8.14 Furthermore, the Supreme Court in judgment of the aforesaid Civil Appeal Nos. 2944, 2945 and 2947, all of 2013 emphasized and considered that where land has been utilized and developed by the beneficiary with substantial investments - as evidenced in the instant case, where the MDA had spent approximately Rs. 21 crores on development activities including roads, sewerage, overhead water tanks, and other civic amenities, and had already allotted 125 acres for residential and institutional purposes - the acquisition cannot be set aside merely on technical grounds. The Supreme Court's specific finding in the instant case that possession was legally taken, substantial development had occurred, and the acquisition served the public purpose of planned urban development directly negates any argument that the Delhi Airtech precedent could apply, as that case dealt with illegal possession without compliance with Section 17(3A), whereas here all statutory requirements were fulfilled and the acquisition had attained finality through judicial scrutiny, making the ratio of Delhi Airtech (supra) entirely inapplicable to the petitioners' claims for de-notification.

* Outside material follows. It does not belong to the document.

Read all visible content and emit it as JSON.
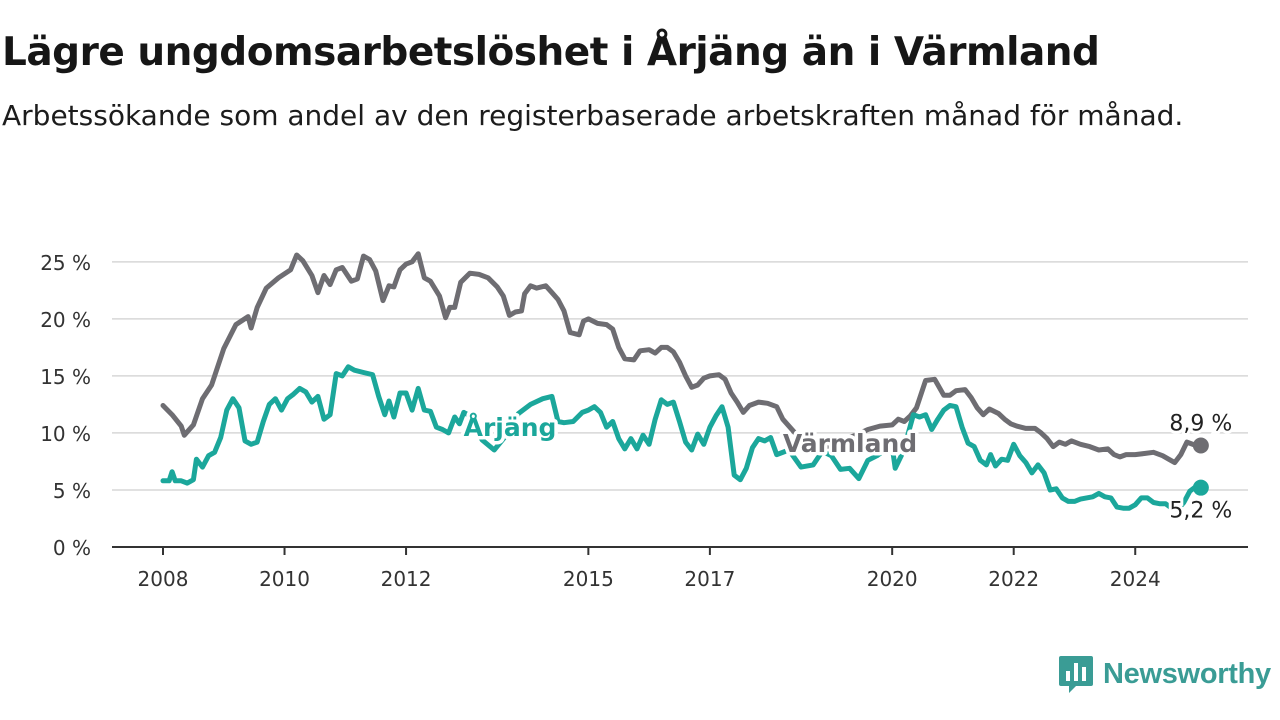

8.15 Learned counsel for the petitioners has placed heavy reliance on the judgments of the Supreme Court in Hari Ram & Another vs. State of Haryana & Others (supra), and Shyam Verma vs. Land Acquisition Office (supra). However, both decisions are also of no assistance to the petitioners, as they are clearly distinguishable on facts from the present case.
8.16 In light of the above discussion, this Court holds that:
(i) The acquisition of the land in question was lawfully undertaken and concluded under the Act, 1894, and possession was duly taken in accordance with law, which has been approved by the Supreme Court in Civil Appeal Nos.2944 of 2013, 2945 of 2013, and 2947 of 2013, as well as by the Division Bench of this Court in Baij Nath and 80 others (supra).
(ii) The petitioners predecessors-in-interest participated in the acquisition by filing proceedings for enhanced compensation under Section 18 of the Act, 1894, thereby acknowledging the validity of acquisition.
(iii) The writ petition is barred by constructive res judicata along with delay/laches.
(iv) Section 24(2) of the 2013 Act does not apply to revive or nullify such concluded acquisition proceedings, which have already been upheld by the Supreme Court.
(v) No case of parity or discrimination is made out, as the legal foundation of the earlier de-notification decisions no longer holds good after the judgment in Indore Development Authority (supra).
G. CONCLUSION:
9. In conclusion, the present writ petitions are found to be legally unsustainable, barred by principles of finality, delay, and judicial discipline. Thus, the petitions lack merit and deserve to be dismissed.
9.1 Accordingly, all the above-noted writ petitions stand dismissed. No order as to costs.